El relato sobrevive sobre todo porque Plutarco, escribiendo más de un siglo después, tuvo acceso al informe de Olimpo, el propio médico de Cleopatra, cuyas memorias originales no han sobrevivido de forma independiente. Todo lo que sabe hoy el lector moderno pasa por ese único relato filtrado, razón por la cual las "horas finales" de una de las gobernantes más documentadas de la Antigüedad todavía contienen vacíos que ningún historiador ha logrado cerrar.
A los hijos de Cleopatra les fue de forma desigual en lo que siguió. Cesarión, su hijo con Julio César y el último aspirante con un vínculo plausible con la propia sangre de César, fue capturado y ejecutado por orden de Octavio poco después de la muerte de su madre. Sus tres hijos con Antonio sobrevivieron y fueron criados en Roma por la esposa romana de Antonio, Octavia; una de ellos, Cleopatra Selene, más tarde se convirtió en reina por derecho propio en el norte de África. Y la tumba que Cleopatra intentaba alcanzar al morir, la que comparte con Antonio por su propia petición final, nunca se ha encontrado. Las búsquedas continúan en emplazamientos al oeste de Alejandría, incluido el complejo del templo de Taposiris Magna, pero gran parte del antiguo barrio palaciego de la ciudad lleva mucho tiempo hundido bajo el puerto. La reina que pasó sus últimos días intentando controlar cada detalle de su propio final sigue, en ese único sentido, consiguiendo lo que quería.
Para saber más sobre las dos personas en el centro de estas horas finales, véase si Cleopatra viviera hoy y si Marco Antonio viviera hoy.
Respuestas rápidas
Preguntas frecuentes sobre este tema
¿Cuáles fueron las últimas palabras de Cleopatra?
Ninguna fuente registra una declaración final de la propia Cleopatra.
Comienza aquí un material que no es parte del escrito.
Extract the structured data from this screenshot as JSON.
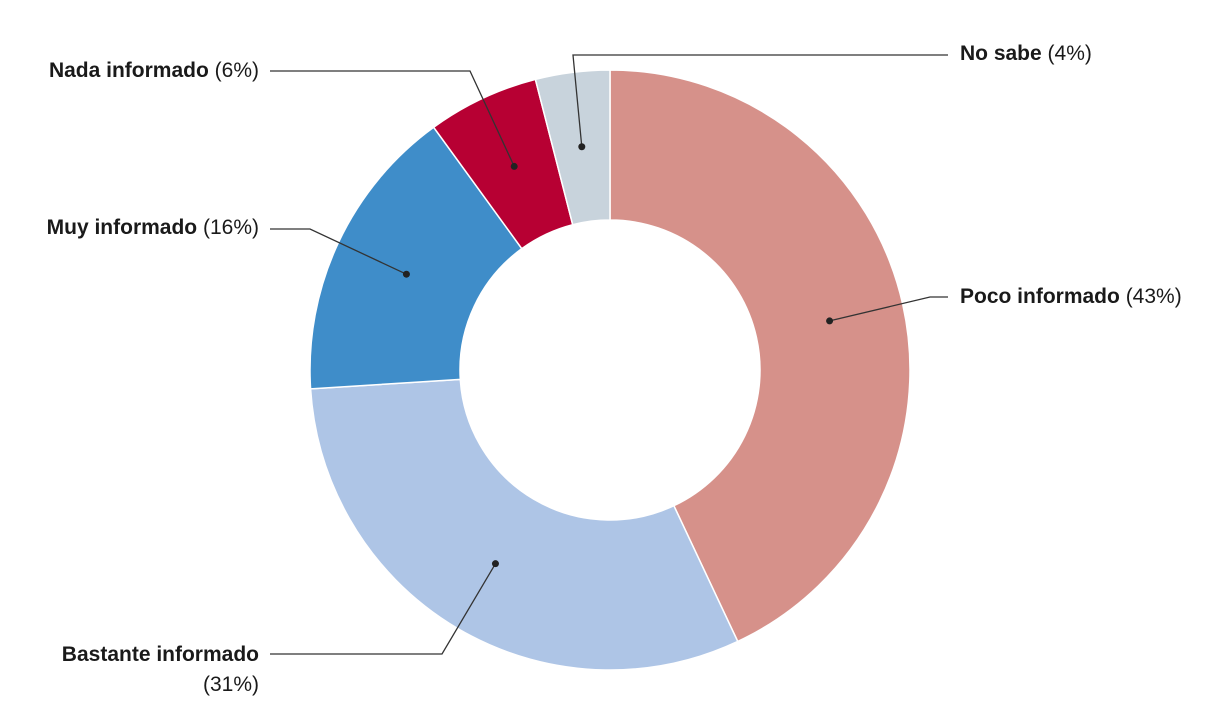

Lo más parecido que se conserva es una frase de su doncella Charmion, hallada agonizando junto al cuerpo de su señora. Cuando un soldado romano le preguntó si aquello estaba bien hecho, Charmion respondió, según se cuenta, que sí, y que era digno de la descendiente de tantos reyes, antes de desplomarse ella también.
¿Cómo murió realmente Cleopatra?
La tradición, recogida por Plutarco, sostiene que le introdujeron de contrabando una serpiente venenosa, normalmente descrita como un áspid, oculta en una cesta de higos. Ningún asistente informó de haber presenciado realmente una mordedura, y los escritores antiguos ya no coincidían en los detalles, razón por la cual muchos historiadores consideran al menos igual de probable un veneno preparado de antemano.
¿Cómo sabemos lo que ocurrió en las últimas horas de Cleopatra?
El relato principal procede del biógrafo griego Plutarco, que escribió más de un siglo después de su muerte y se basó en parte en el testimonio de su médico personal, Olimpo. El libro de este último no ha sobrevivido de forma independiente, así que casi todo lo que sabemos llega filtrado por un relato posterior y no por una fuente presencial directa.
¿Se ha encontrado alguna vez la tumba de Cleopatra?
No. Según se cuenta, fue enterrada junto a Marco Antonio en un mausoleo que ella misma había mandado construir cerca de Alejandría, pero el lugar nunca se ha localizado con certeza. Partes del antiguo barrio palaciego de Alejandría se hundieron bajo el puerto por terremotos y hundimientos del terreno, y las búsquedas en otros emplazamientos, incluido el complejo del templo de Taposiris Magna, no han producido ningún hallazgo confirmado.